Semana negra del cine: adiós a Joan Fontaine

Imposible no mencionar a Fontaine cuando de la época dorada de Hollywood se habla.

JUNTOS. Jean Fontaine y Laurence Olivier en un fotograma de “Rebecca”. JUNTOS. Jean Fontaine y Laurence Olivier en un fotograma de “Rebecca”.
David Szelnick no podía equivocarse. Tenía en sus manos una gran novela de Daphne du Maurier -“Rebecca”-; había convocado a Alfred Hitchcock para que dirigiera su primera película en Hollywood; y Laurence Olivier estaba listo para encarnar el rol protagónico. ¿Y ella? ¿Quién llevaría el peso de Manderley, la mansión en la que había reinado la omnipresente Rebecca? Szelnick necesitaba una heroína. Y la encontró. Jean Fontaine apenas superaba los 20 años, pero irradiaba la fortaleza y la madurez de una veterana curtida en la actuación. El filme resultó un éxito, ganador del Oscar a la Mejor Película de 1940, y Fontaine devino en estrella.

Cuentan que Olivier la maltrató a más no poder durante el rodaje. Fontaine había capturado un papel que parecía a la medida de Vivien Leigh, la esposa del actor. Además, estaba fresca la extraordinaria actuación de Leigh en “Lo que el viento se llevó”. Pero por algo Szelnick fue uno de los grandes productores de la historia del cine. Su elección satisfizo al maestro Hitchcock, quien además le sacó el jugo a la angustia con la que Fontaine solía acudir al estudio. Ese estado de tensión permanente se replicó en la pantalla y Fontaine obtuvo la postulación al Oscar, pero perdió el premio -injustamente- a manos de Ginger Rogers.

La revancha llegó rapidísimo, porque Fontaine repitió la postulación al año siguiente. Y ganó. Szelnick mantuvo la fórmula imbatible: Hitchcock en la dirección y su talentosa estrella frente a las cámaras, esta vez a caballo de una novela de Anthony Berkeley Cox. En “La sospecha” Fontaine es Lina Aysgarth, la esposa de un playboy interpretado por Cary Grant, cuyo encanto esconde oscuros secretos.

En sólo dos años Fontaine había trepado a la cima de la montaña Hollywood, toda una hazaña. Y eso que las cosas no fueron sencillas durante su infancia, transcurrida entre California, donde vivía su madre -la actriz Lillian Fontaine- y Tokio -donde estaba radicado su padre-. Allí, en 1917 había nacido Joan de Beauvoir de Havilland. El cambio de apellido disoció la figura de Joan de la carrera de su hermana, otra estrella del star-system: Olivia de Havilland. Entre las hermanas Joan y Olivia se estableció una competencia que alimentó las usinas de chimentos. Permanecieron distanciadas hasta 1975.
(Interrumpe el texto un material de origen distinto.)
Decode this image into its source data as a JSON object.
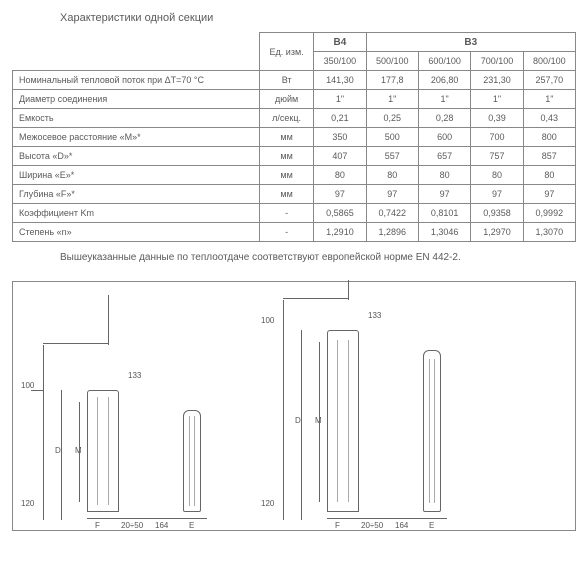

No fue extensa la filmografía de Fontaine. La inició en 1935 de la mano de George Cukor (“No más mujeres”). En 1943 recibió la tercera postulación al Oscar (por “La ninfa constante”), aunque ese fue el año de Jennifer Jones.

Luego se metió en la piel de Jane Eyre, en la versión de Robert Stevenson; mientras que en 1948 actuó bajo las órdenes de Max Ophüls (“Carta de una desconocida”) y Billy Wilder (“El baile del emperador”). Durante los 50 siguió filmando con los mejores: Orson Welles (“Otelo”), Fritz Lang (“Más allá de la duda”) y Robert Wise (“Mujeres culpables”). Además, junto a Ida Lupino rodó “El bígamo”. Desde los 60 fue asidua su presencia en televisión.

Imposible no mencionar a Fontaine cuando de la época dorada de Hollywood se habla. La diferencia con otras figuras es la solidez que les imprimió a sus personajes, distintivo que la identifica con el cine de calidad. Murió ayer a los 96 años, horas después de la partida de Peter O’Toole y a pocos días del adiós de Eleanor Parker.